Labour MP Phil Goff's private members bill which would make it tougher for foreigners to buy farmland has been described as a bit simplistic by a farming leader.
Mr Goff's Overseas Investment (Owning Our Own Rural Land) Amendment Bill has been drawn from the ballot.
Mr Goff says dairy farming is a license to print money and believes the number of foreigners trying to get their own slice of the dairy pie is only going to increase.
He says his bill will stop New Zealand's productive agricultural land going to foreign speculators.
"There's only one purpose of having foreign investment in NZ and that is when it's of benefit to us, we're not running a charity, we're not giving free hand outs to overseas investors."

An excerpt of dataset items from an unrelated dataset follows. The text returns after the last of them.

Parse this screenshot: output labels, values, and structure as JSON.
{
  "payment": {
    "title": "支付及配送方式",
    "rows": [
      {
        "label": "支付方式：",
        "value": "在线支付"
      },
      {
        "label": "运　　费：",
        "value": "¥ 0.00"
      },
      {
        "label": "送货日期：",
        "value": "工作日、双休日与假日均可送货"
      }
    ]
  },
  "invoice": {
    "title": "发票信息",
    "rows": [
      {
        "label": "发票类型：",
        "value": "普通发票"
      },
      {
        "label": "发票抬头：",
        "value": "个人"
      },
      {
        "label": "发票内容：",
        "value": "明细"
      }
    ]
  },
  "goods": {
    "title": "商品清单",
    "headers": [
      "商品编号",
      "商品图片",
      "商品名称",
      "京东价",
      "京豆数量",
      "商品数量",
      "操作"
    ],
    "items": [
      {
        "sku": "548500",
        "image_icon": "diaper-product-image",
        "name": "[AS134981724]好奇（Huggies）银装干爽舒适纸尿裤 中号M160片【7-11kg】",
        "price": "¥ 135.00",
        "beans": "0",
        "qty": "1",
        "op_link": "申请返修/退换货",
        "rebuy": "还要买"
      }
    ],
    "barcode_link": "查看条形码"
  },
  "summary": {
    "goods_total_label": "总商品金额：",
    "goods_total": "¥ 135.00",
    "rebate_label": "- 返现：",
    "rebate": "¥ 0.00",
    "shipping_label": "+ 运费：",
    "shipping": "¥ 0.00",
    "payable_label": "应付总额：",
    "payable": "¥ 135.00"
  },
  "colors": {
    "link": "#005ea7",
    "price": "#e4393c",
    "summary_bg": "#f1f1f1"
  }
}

He says the bill will cut out is the speculator, the person with no farming expertise.
"They add nothing except to the inflation of land prices and the profits they can take out of New Zealand."
He says he believes most New Zealanders feel land is a special commodity.
Federated Farmers president Bruce Wills, however, says although a lot of farmers share Mr Goff's concerns that too much farmland is ending up in foreign ownership there are other arguments to consider.
"We have a bunch of farmers who wish to have the right to sell their farms to whoever they choose."
He also says property owners in Auckland, for example, can sell to whom they wish, so restricting pastoral property sales needs careful consideration.
"We've got people sitting on both sides of this debate."
He says lack of access to overseas capital can be a constraint on the growth of farming businesses.
But Mr Goff says most farmers are taking a longer term view and would not want to see their children tenants in their own land.